Borrelia burgdorferi is an etiologic agent of Lyme disease (Barbour and Fish, 1993; Steere, 1994). The bacterium, a member of the spirochete phylum (Baranton and Old, 1995), has a genome predominantly composed of linear DNA molecules (Hinnebusch and Tilly, 1993; Saint Girons et al., 1994). Formulating a medium in which B. burgdorferi grows in vitro was the first step toward a genetic understanding of the physiology and pathogenesis of the organism (Burgdorfer et al., 1982; Barbour, 1984). The growth of B. burgdorferi as single colonies in solid medium (Kurtti et al., 1987; Bundoc and Barbour, 1989; Rosa and Hogan, 1992) has facilitated mutant isolation by selection (Sadziene et al., 1992; Samuels et al., 1994b), although a defined medium for selection of auxotrophs is not currently available. The transformation system described at this web site will be useful for manipulating the spirochete on a molecular genetic level.
Electroporation is the use of an electric pulse to reversibly permeabilize cell membranes (Shigekawa and Dower, 1988) and is an extremely efficient method of genetically transforming bacteria (Nickoloff, 1995). Electrotransformation has been used to disrupt a hemolysin gene (ter Huurne et al., 1992) and flagellar genes (Rosey et al., 1995) in the spirochete Serpulina hyodysenteriae, an etiologic agent of swine dysentery, by homologous recombination. The effect of electroporation buffers and capacitance on the survival of B. burgdorferi has been reported (Sambri and Lovett, 1990). Electroporation has been employed to insert point mutations conferring antibiotic resistance into the gyrB gene of B. burgdorferi by homologous recombination using both PCR products (Samuels et al., 1994a) and oligonucleotides (Samuels and Garon, 1997) as transformation substrates. Electron micrographs of electroporated B. burgdorferi reveal darkly staining regions on the surface of the spirochetes that may represent pores through which DNA can enter the cell (Samuels and Garon, 1997).

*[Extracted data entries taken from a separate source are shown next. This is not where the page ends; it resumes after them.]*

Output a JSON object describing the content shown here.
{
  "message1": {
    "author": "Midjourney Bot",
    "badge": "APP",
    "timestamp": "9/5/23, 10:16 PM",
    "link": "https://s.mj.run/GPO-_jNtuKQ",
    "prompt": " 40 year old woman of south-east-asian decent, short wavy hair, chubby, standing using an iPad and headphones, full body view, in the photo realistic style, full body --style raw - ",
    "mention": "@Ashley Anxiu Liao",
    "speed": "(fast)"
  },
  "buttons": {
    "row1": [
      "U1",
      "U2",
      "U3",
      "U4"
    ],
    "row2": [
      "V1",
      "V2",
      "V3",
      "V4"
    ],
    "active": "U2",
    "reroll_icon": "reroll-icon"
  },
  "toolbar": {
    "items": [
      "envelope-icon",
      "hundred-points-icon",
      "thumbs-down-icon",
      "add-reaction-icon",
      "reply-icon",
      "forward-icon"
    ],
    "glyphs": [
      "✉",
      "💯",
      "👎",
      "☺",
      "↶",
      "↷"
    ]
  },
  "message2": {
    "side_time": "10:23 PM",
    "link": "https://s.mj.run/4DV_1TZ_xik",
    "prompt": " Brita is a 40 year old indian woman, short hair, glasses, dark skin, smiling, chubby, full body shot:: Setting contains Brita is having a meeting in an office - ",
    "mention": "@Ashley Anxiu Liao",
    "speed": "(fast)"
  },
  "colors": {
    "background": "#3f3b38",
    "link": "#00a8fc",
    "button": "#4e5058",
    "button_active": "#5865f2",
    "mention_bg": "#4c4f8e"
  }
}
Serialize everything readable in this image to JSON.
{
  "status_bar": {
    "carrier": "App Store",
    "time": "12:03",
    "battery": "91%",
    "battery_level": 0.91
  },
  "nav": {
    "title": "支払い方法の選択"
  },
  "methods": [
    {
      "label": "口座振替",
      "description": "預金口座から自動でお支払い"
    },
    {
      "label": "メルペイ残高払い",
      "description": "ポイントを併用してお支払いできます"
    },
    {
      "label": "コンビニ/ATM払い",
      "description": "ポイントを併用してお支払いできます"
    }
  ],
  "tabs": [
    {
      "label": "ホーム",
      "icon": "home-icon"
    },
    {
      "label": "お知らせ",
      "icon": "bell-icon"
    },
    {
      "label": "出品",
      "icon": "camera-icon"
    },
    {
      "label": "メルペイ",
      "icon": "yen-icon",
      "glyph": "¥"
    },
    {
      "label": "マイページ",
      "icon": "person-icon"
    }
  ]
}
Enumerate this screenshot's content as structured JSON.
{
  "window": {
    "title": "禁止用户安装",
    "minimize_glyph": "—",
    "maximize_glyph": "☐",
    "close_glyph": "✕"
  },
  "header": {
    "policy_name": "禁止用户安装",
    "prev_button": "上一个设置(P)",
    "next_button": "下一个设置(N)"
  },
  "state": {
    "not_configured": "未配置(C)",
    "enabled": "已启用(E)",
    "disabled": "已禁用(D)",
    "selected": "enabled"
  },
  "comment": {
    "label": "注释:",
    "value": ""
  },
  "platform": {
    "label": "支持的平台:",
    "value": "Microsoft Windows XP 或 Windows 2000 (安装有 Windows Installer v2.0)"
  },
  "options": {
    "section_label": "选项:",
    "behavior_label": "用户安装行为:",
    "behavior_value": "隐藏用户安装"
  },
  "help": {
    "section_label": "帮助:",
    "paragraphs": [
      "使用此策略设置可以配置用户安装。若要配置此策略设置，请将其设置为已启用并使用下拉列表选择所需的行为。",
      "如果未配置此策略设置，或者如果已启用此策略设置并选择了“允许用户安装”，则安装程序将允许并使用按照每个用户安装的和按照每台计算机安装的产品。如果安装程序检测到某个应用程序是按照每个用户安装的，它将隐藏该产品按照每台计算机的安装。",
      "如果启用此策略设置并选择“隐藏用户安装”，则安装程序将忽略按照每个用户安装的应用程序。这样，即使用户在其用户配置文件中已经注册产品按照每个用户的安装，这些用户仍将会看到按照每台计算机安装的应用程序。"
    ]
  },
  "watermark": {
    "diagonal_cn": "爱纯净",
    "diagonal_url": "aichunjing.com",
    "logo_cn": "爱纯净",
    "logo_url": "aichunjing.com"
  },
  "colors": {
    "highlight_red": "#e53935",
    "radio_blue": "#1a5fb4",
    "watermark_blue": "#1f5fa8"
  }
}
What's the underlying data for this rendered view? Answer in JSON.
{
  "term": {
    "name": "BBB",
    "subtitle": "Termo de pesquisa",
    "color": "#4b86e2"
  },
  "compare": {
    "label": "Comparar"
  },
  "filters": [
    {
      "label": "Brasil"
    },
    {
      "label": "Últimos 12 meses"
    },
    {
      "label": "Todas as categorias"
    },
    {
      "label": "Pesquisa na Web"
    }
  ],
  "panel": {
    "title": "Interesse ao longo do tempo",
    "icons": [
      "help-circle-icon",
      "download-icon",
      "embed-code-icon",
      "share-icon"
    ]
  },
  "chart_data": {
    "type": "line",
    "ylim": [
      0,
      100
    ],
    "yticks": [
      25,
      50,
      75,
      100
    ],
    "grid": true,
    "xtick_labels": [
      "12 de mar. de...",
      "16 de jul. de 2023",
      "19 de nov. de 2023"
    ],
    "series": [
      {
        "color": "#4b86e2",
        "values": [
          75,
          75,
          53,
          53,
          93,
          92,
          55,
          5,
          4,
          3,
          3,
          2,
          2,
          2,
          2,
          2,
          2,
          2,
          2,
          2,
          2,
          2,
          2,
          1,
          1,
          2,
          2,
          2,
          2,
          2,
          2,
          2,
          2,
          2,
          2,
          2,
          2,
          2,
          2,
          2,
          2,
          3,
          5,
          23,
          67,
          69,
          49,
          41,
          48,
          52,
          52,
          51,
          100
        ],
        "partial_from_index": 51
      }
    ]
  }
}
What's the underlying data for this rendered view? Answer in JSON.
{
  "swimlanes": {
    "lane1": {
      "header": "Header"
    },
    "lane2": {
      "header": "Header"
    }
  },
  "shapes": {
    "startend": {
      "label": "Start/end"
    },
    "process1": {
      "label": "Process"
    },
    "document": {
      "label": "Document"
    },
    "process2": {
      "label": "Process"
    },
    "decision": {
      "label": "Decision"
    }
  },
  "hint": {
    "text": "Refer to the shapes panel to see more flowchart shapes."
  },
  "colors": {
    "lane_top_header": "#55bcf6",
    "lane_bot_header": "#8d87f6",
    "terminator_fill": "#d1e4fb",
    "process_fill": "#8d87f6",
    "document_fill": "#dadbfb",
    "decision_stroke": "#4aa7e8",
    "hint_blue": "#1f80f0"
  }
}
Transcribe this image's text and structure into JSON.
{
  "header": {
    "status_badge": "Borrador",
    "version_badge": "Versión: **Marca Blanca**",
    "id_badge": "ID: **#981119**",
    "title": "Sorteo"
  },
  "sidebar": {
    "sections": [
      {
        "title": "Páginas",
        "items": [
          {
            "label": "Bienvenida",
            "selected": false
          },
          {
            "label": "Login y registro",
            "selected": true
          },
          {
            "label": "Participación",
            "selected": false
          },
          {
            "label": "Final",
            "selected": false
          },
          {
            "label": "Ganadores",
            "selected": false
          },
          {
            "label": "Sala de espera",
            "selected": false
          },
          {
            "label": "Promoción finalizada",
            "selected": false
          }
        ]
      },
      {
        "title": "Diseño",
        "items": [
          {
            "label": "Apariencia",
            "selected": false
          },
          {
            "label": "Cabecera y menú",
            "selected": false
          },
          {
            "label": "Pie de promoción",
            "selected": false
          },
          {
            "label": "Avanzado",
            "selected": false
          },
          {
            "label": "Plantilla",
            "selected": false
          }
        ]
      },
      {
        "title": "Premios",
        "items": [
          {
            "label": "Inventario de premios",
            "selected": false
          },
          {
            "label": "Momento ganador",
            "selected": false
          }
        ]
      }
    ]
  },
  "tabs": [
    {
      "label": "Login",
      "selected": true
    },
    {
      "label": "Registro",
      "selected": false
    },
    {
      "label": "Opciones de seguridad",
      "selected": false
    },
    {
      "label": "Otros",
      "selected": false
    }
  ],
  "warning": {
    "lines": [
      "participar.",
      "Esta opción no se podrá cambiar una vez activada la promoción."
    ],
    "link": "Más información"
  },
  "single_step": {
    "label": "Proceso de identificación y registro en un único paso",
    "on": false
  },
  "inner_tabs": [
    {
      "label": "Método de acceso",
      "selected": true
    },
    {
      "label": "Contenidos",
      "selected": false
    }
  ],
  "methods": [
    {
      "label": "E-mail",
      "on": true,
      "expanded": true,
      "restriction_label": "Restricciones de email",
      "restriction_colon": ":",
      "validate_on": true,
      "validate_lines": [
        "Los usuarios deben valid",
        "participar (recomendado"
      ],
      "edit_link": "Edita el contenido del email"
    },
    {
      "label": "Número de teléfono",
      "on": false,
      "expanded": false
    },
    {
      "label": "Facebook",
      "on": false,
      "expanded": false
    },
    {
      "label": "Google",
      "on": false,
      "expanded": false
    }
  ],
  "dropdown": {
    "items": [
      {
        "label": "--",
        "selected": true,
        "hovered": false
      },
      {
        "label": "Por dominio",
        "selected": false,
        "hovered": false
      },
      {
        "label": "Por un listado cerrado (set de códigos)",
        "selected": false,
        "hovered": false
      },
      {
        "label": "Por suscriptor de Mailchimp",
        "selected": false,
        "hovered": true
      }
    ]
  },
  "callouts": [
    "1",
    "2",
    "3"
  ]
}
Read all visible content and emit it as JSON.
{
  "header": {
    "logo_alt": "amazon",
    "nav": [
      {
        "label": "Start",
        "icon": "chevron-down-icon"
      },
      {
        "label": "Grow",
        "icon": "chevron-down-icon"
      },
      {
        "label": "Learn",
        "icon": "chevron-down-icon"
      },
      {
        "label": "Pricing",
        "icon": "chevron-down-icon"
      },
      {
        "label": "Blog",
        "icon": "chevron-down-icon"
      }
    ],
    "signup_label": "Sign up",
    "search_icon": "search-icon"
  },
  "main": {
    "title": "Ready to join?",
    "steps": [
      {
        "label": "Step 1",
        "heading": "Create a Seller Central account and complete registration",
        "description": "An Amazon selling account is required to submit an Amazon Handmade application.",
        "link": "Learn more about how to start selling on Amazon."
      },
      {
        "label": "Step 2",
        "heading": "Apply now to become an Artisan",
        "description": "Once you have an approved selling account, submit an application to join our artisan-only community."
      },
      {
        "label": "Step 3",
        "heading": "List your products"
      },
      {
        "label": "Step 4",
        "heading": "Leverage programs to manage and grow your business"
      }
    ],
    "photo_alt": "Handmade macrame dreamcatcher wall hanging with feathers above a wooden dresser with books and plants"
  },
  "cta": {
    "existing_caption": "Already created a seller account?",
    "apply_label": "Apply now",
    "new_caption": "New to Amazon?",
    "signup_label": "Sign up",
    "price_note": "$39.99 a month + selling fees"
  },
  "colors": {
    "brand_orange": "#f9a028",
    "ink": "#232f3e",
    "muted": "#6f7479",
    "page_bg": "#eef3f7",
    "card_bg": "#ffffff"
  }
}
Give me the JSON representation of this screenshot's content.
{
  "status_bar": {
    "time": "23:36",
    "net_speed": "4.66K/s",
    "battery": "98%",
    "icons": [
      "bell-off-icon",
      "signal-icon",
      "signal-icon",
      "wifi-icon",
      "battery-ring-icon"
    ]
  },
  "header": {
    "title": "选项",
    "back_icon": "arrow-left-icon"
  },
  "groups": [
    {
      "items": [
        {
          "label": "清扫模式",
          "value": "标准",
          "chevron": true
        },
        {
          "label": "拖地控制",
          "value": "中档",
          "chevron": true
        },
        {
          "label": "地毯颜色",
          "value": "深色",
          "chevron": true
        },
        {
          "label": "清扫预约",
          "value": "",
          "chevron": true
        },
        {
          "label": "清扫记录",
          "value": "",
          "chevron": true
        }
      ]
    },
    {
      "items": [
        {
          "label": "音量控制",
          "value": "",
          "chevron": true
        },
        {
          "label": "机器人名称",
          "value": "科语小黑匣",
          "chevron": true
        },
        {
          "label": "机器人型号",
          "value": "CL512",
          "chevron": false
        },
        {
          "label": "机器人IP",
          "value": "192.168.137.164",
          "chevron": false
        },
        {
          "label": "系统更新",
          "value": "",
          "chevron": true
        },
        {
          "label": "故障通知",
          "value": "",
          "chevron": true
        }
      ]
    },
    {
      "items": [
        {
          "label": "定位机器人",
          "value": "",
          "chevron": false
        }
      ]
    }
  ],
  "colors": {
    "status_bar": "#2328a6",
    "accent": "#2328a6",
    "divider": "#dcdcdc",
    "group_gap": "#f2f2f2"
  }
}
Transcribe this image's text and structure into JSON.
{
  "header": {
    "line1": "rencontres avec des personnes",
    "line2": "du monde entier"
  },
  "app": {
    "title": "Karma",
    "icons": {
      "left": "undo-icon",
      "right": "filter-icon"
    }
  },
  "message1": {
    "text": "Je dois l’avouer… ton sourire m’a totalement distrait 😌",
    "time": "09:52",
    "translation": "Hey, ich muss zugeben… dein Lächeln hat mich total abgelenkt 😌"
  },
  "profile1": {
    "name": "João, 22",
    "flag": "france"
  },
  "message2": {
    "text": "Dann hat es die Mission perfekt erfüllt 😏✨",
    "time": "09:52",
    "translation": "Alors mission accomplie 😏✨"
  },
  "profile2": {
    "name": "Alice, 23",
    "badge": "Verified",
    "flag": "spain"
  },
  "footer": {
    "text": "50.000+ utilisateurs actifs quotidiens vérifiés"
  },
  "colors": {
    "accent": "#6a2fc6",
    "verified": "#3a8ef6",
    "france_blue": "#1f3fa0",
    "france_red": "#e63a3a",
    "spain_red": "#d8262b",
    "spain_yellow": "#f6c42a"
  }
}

Unfortunately, there are both biosafety and physiological limitations on the use of many antibiotics with B. burgdorferi. Despite the use of both kanamycin and chloramphenicol resistance as a genetic marker in S. hyodysenteriae (ter Huurne et al., 1992; Rosey et al., 1995), the successful use of these antibiotics in B. burgdorferi has not been reported and attempts to use them in our laboratory to date have not been fruitful. The coumermycin A1-resistant gyrB gene (Samuels et al., 1994a; Samuels et al., 1994b), currently the only available selectable genetic marker conferring antibiotic resistance in B. burgdorferi, has been developed into an expression cassette that can now be applied toward dissecting the physiology and pathogenesis of B. burgdorferi on a molecular genetic level. This cassette has been successfully inserted into a natural B. burgdorferi circular plasmid (Rosa et al., 1996) and recently used to disrupt a gene encoding an outer surface protein (Tilly et al., 1997 1997 ), demonstrating that the technology is feasible. However, recombination into the chromosomal gyrB locus generates a large background and only about 0.4% of the coumermycin A1-resistant transformants contain the targeted insertion (Tilly et al., 1997 1997 ; Rosa et al., 1996). This requires extensive screening, which is facilitated by picking colonies with a sterile toothpick directly to a PCR tube and using a 96-well thermal cycler (Rosa et al., 1996).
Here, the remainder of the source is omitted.